Vi
que las hojas bailaban a ritmo pausado, con miedo de abandonar la rama
conocida, con inseguridad al besar, finalmente, el frío y mojado asfalto. Tú te
quedaste quieto antes de cruzar, como si allí mismo algo te hubiese atravesado
de punta a punta, como si hubieses avistado algo que todo lo cambiaba. Por pura
inercia –o tal vez curiosidad– seguí el hilo de tu mirada y, entonces, la vi.

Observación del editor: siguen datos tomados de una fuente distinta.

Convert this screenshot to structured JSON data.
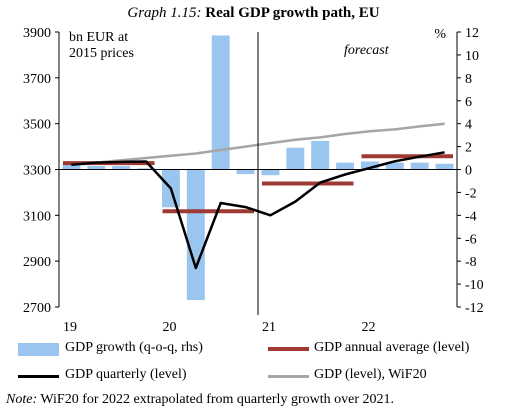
{
  "title": {
    "prefix": "Graph 1.15:",
    "main": "Real GDP growth path, EU"
  },
  "chart_data": {
    "type": "bar+line",
    "left_axis": {
      "label_line1": "bn EUR at",
      "label_line2": "2015 prices",
      "ylim": [
        2700,
        3900
      ],
      "ticks": [
        "3900",
        "3700",
        "3500",
        "3300",
        "3100",
        "2900",
        "2700"
      ]
    },
    "right_axis": {
      "unit": "%",
      "ylim": [
        -12,
        12
      ],
      "ticks": [
        "12",
        "10",
        "8",
        "6",
        "4",
        "2",
        "0",
        "-2",
        "-4",
        "-6",
        "-8",
        "-10",
        "-12"
      ]
    },
    "x_labels": [
      "19",
      "20",
      "21",
      "22"
    ],
    "quarters": [
      "2019Q1",
      "2019Q2",
      "2019Q3",
      "2019Q4",
      "2020Q1",
      "2020Q2",
      "2020Q3",
      "2020Q4",
      "2021Q1",
      "2021Q2",
      "2021Q3",
      "2021Q4",
      "2022Q1",
      "2022Q2",
      "2022Q3",
      "2022Q4"
    ],
    "forecast_label": "forecast",
    "series": [
      {
        "name": "GDP growth (q-o-q, rhs)",
        "kind": "bar",
        "axis": "right",
        "color": "#99c5ee",
        "values": [
          0.5,
          0.3,
          0.3,
          0.1,
          -3.3,
          -11.4,
          11.7,
          -0.4,
          -0.5,
          1.9,
          2.5,
          0.6,
          0.7,
          0.6,
          0.6,
          0.5
        ]
      },
      {
        "name": "GDP annual average (level)",
        "kind": "step",
        "axis": "left",
        "color": "#9e3a33",
        "values": [
          3328,
          3328,
          3328,
          3328,
          3118,
          3118,
          3118,
          3118,
          3239,
          3239,
          3239,
          3239,
          3358,
          3358,
          3358,
          3358
        ]
      },
      {
        "name": "GDP quarterly (level)",
        "kind": "line",
        "axis": "left",
        "color": "#000000",
        "values": [
          3321,
          3330,
          3333,
          3335,
          3217,
          2870,
          3154,
          3136,
          3100,
          3160,
          3243,
          3278,
          3307,
          3336,
          3356,
          3375
        ]
      },
      {
        "name": "GDP (level), WiF20",
        "kind": "line",
        "axis": "left",
        "color": "#a6a6a6",
        "values": [
          3321,
          3330,
          3340,
          3350,
          3360,
          3370,
          3385,
          3400,
          3415,
          3430,
          3440,
          3455,
          3467,
          3475,
          3488,
          3500
        ]
      }
    ]
  },
  "note": {
    "label": "Note:",
    "text": "WiF20 for 2022 extrapolated from quarterly growth over 2021."
  }
}
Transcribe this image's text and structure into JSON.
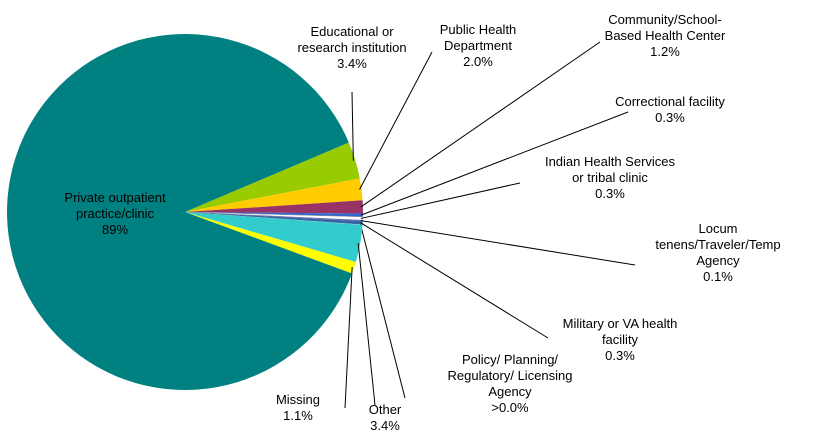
{
  "chart_data": {
    "type": "pie",
    "categories": [
      "Educational or\nresearch institution",
      "Public Health\nDepartment",
      "Community/School-\nBased Health Center",
      "Correctional facility",
      "Indian Health Services\nor tribal clinic",
      "Locum\ntenens/Traveler/Temp\nAgency",
      "Military or VA health\nfacility",
      "Policy/ Planning/\nRegulatory/ Licensing\nAgency",
      "Other",
      "Missing",
      "Private outpatient\npractice/clinic"
    ],
    "values": [
      3.4,
      2.0,
      1.2,
      0.3,
      0.3,
      0.1,
      0.3,
      0.04,
      3.4,
      1.1,
      89
    ],
    "value_labels": [
      "3.4%",
      "2.0%",
      "1.2%",
      "0.3%",
      "0.3%",
      "0.1%",
      "0.3%",
      ">0.0%",
      "3.4%",
      "1.1%",
      "89%"
    ],
    "colors": [
      "#99cc00",
      "#ffcc00",
      "#993366",
      "#3366cc",
      "#ffffff",
      "#6666cc",
      "#336699",
      "#99ccff",
      "#33cccc",
      "#ffff00",
      "#008080"
    ]
  }
}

Poseía una belleza de las incuestionables, aquella que puede permitirse el lujo
de escaparse de los límites impuestos por la subjetividad. De manos a boca supe
que no era bella para x. Era bella, sin más. Me fue imposible no recurrir al
pensamiento que todo lo calma: la belleza caduca. La piel se pliega, los
cabellos se apagan y la figura se encoge. Algún día ella pasaría de ser un
brote tierno de primavera a una hoja seca de otoño. Recordé entonces todas
aquellas cartas que yo te había escrito, todos aquellos renglones torcidos y de
caligrafía imperfecta. Me asoló la angustia y recé para que conservases todos
aquellos escritos, para que guardases aquellas palabras inmarcesibles, aquella
voz que no cambiaría de tono y que nunca tenía por qué silenciarse.